Among other examples that might be cited is failure of marriage partners to take their obligations seriously. Even more widespread, people in general grossly neglect their obligations toward their Creator, Jehovah God.—Job 35:10, 11.
There are various reasons why so many fail to take their obligations seriously. For instance, when it comes to God, the obvious answer is, because of a lack of faith. The attitude of ever so many is that God is dead, or God does not see or care, or God is not going to do anything about it.—Ezek. 8:12; 2 Thess. 3:2.
When it comes to other obligations, many attempt to rationalize. Thus many rationalize their failure to pay taxes on the basis that the income-tax laws often favor the rich, or because tax money is paid to rich farmers for not growing crops. When having a hard time to make ends meet, a father may feel that cheating on taxes is the lesser of two evils. Then again, a philandering husband may rationalize his cheating on obligations to his wife on the basis that she is lazy or does not appreciate him.
Why should we take our obligations toward God and our fellowman seriously? First of all, because God exists. The very universe is proof of his existence. He sees all; “there is not a creation that is not manifest to his sight, but all things are naked and openly exposed to the eyes of him with whom we have an accounting.” And as his Word warns: “The sins of some men are publicly manifest, leading directly to judgment, but as for other men their sins also become manifest later.”—Heb. 4:13; 1 Tim. 5:24.
We should take our obligations seriously because it is the right, just and fair, the honest thing to do. We cannot escape the implications of the Golden Rule, that we should treat others as we would want them to treat us. To have clear consciences, to have self-respect, we must put forth sincere efforts to live by what we know is right. There is satisfaction, there is a feeling of strength when we have overcome the temptation to cheat the government, or our mates or our neighbor. The one living up to his obligations is as bold as a lion, but the one who fails to do so is like the sneaking hyena.—Prov. 28:1.
And further, there is always the likelihood of one’s being found out. In that case there may be fines and even imprisonment to endure, not to say anything of shameful exposure. The very fear of such consequences should serve as a deterrent.
Parents in particular have a responsibility along this line, both to inculcate in their offspring the need of taking obligations seriously and to practice the same themselves. Even before school age, children can be taught to accept the responsibility of taking care of their personal needs and to make a habit of being orderly, as in the putting away of their toys.

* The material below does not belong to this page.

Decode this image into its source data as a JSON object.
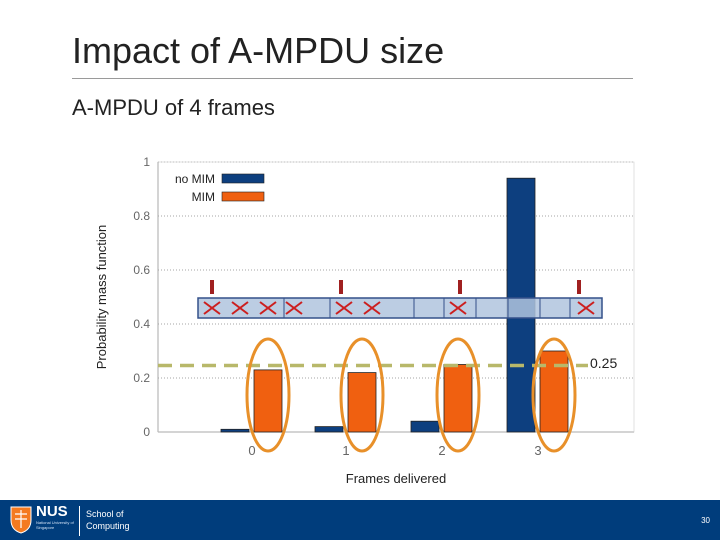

As they grow older they can be taught to do things for others, help their younger brothers and sisters, help mother with her housework or help father with the chores he has to do around the home. They should be taught to be dependable, to follow through with what they promise or agree to do. They should also be taught to accept the obligation of being accountable for their actions. They should be taught to accept the consequences of their own shortcomings and not to try to invent excuses or blame others. All such discipline will help them to take their obligations seriously once they are on their own.
Without a doubt, the most concerned of all about taking their obligations seriously should be dedicated Christian ministers. Having obligated themselves to do God’s will, they are especially accountable to Him. They have the obligation of paying back Caesar’s things to Caesar but God’s things to God. (Mark 12:17) Included in paying back Caesar’s things is the paying of taxes. Paying back God’s things to God includes taking seriously their commission to witness to God’s name and kingdom. (Isa. 43:10-12; Matt. 24:14) It also includes taking seriously their obligation to lead upright, clean, Christian lives. And it includes taking seriously their obligation to assemble with fellow Christians for the purpose of mutual encouragement.—Gal. 5:22, 23; Heb. 10:24, 25.
Why take obligations seriously? In short, because God requires it. Because it is the right thing, the wise thing, yes, the most rewarding thing to do.